An alternate spelling.

I just visited peyups.com yesterday and I found an article which has kind of talked about me. Its title was:'Fat Ladies Can't Find True Love' or something like that.

The author related her story about having a 'handsome' and 'rich' boyfriend for one year. And yes, like the telenovelic plight of a fat girl, her ex courted her because of a bet. The bet was that he could last having a fat girlfriend for one year.

The saddest part of this story was that the guy admitted this without showing any sign of remorse or shame. It seemed like he sees his ex as nothing but a mere bet, their past is worth nothing but a story worth laughing about.

People seem to choose whom to love based on his or her physical attributes.

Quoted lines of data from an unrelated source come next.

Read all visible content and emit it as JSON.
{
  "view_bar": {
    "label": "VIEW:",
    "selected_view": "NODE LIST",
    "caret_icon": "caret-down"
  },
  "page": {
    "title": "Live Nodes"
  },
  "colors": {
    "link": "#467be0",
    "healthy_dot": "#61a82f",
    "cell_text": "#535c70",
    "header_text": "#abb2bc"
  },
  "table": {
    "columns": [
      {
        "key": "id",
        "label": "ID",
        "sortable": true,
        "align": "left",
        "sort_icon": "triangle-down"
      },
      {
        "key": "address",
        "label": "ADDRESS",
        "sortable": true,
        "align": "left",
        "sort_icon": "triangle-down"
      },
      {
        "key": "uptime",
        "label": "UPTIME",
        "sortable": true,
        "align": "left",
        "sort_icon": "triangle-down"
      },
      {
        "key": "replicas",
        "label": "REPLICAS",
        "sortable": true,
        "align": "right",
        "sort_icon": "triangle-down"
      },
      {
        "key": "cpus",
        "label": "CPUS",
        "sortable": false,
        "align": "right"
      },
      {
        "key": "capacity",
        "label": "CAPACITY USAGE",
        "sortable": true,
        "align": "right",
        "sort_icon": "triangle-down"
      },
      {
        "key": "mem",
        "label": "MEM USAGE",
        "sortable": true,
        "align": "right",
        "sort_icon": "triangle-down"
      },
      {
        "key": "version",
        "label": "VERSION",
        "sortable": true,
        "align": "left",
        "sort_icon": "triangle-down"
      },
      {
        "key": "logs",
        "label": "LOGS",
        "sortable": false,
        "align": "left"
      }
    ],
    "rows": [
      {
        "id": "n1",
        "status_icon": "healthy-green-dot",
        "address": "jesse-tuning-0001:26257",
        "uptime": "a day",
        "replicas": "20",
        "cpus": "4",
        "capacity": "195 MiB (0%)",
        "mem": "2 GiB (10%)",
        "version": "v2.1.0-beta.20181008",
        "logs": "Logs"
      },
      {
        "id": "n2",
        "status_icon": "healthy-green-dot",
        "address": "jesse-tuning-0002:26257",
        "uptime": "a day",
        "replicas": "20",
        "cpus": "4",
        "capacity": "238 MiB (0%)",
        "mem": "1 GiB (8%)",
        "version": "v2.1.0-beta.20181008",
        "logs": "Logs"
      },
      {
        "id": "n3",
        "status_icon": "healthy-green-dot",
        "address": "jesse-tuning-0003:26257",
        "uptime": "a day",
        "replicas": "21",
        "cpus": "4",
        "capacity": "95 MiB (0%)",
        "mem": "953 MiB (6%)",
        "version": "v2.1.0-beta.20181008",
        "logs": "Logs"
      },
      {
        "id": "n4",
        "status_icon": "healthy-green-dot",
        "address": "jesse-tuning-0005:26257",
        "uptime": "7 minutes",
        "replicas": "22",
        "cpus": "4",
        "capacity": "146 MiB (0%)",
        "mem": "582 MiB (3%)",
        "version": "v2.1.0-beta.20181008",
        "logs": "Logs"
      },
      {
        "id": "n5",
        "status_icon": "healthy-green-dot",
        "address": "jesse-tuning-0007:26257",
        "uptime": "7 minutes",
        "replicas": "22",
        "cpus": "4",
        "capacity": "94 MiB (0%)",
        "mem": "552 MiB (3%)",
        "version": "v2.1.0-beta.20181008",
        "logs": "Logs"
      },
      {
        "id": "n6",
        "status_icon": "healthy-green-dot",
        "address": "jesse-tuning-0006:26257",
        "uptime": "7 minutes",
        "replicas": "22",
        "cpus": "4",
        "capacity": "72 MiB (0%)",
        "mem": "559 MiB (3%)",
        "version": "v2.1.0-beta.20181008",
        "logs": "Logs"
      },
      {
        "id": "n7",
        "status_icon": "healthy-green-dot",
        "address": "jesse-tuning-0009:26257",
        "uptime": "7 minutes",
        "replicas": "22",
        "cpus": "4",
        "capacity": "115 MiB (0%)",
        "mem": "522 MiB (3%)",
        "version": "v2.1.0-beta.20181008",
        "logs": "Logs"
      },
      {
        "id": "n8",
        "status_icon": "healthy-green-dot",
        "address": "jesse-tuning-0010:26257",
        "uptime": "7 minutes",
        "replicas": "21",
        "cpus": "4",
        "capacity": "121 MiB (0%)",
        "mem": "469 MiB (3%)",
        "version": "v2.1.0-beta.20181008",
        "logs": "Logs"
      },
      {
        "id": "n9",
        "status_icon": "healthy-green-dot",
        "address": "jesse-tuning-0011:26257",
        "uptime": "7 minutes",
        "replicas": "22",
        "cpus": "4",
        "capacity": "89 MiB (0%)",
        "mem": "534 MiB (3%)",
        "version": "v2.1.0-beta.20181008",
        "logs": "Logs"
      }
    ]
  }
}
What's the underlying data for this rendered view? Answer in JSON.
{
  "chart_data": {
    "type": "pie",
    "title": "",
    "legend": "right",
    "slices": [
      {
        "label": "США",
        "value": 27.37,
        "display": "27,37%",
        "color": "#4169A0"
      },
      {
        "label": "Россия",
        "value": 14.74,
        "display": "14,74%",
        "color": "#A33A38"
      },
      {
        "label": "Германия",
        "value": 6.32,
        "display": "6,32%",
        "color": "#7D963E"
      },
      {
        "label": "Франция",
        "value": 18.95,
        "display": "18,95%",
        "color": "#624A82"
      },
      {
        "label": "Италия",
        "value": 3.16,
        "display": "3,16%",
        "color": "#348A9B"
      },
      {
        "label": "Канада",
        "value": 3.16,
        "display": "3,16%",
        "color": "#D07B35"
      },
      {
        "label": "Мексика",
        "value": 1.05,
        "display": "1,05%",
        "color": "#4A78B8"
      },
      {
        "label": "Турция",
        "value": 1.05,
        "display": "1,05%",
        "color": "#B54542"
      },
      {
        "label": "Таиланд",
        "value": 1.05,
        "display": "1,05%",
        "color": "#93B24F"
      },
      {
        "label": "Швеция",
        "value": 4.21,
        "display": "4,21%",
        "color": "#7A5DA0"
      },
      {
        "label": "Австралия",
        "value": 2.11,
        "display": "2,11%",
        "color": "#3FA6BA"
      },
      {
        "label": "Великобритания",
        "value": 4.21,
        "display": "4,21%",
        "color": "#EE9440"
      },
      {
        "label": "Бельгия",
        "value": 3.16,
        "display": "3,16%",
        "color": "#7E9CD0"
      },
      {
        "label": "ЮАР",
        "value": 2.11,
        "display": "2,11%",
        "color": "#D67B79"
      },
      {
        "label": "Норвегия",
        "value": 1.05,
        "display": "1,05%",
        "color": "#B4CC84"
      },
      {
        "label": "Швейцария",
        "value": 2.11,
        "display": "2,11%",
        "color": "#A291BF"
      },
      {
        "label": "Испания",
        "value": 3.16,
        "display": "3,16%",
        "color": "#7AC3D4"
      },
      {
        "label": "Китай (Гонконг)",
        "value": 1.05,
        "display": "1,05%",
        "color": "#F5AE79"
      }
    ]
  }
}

Sadly, the adage 'Beauty is skin deep' plus the belief that love is much more than just the physical only exists in fairy tales and romantic fiction novels.

So what has all of this got to do with me?

It might seem stupid but I have starved myself for 2 days now, trying my best to content myself with just drinking water. My mom just told me how fat I am (she thinks she's thin by the way...) and has forced me to clean the entire house so that I could get some exercise (as if that would work). I have been requesting her incessantly to allow me to have badminton lessons so I have something enjoyable as well as healthy thing to do. But she won't do it. It's okay for her to play badminton but it's not okay for me. ("Just wait 'til you work and earn your own money already...") Aarrgh!!!
I envy those people who have been given incentives by their parents because they passed the UPCAT and cause hell, their parents truly appreciate the fact that they are going to save a lot of money for their daughter's college.
But me? Nothing.

So now I am stuck here. Trying to figure out how to become as thin as what our society expects me to look like. I hate the fact that the amount of food I eat and the efforts I do everyday are the same as other girls but I get fatter and they don't. I hate being fat. If not for the little intellectual advantage God has given me, I might have hated myself already.

My right foot already has the dreadful kalyo (What's that in English?) but I still try my best to walk wherever I am headed so I could burn my excessive calories. But I still long for food.

Anyways, although I agree with the thoughts in the article I read, I disagree with the saying that 'fat ladies can't find true love.'

I have found true love. In eating food.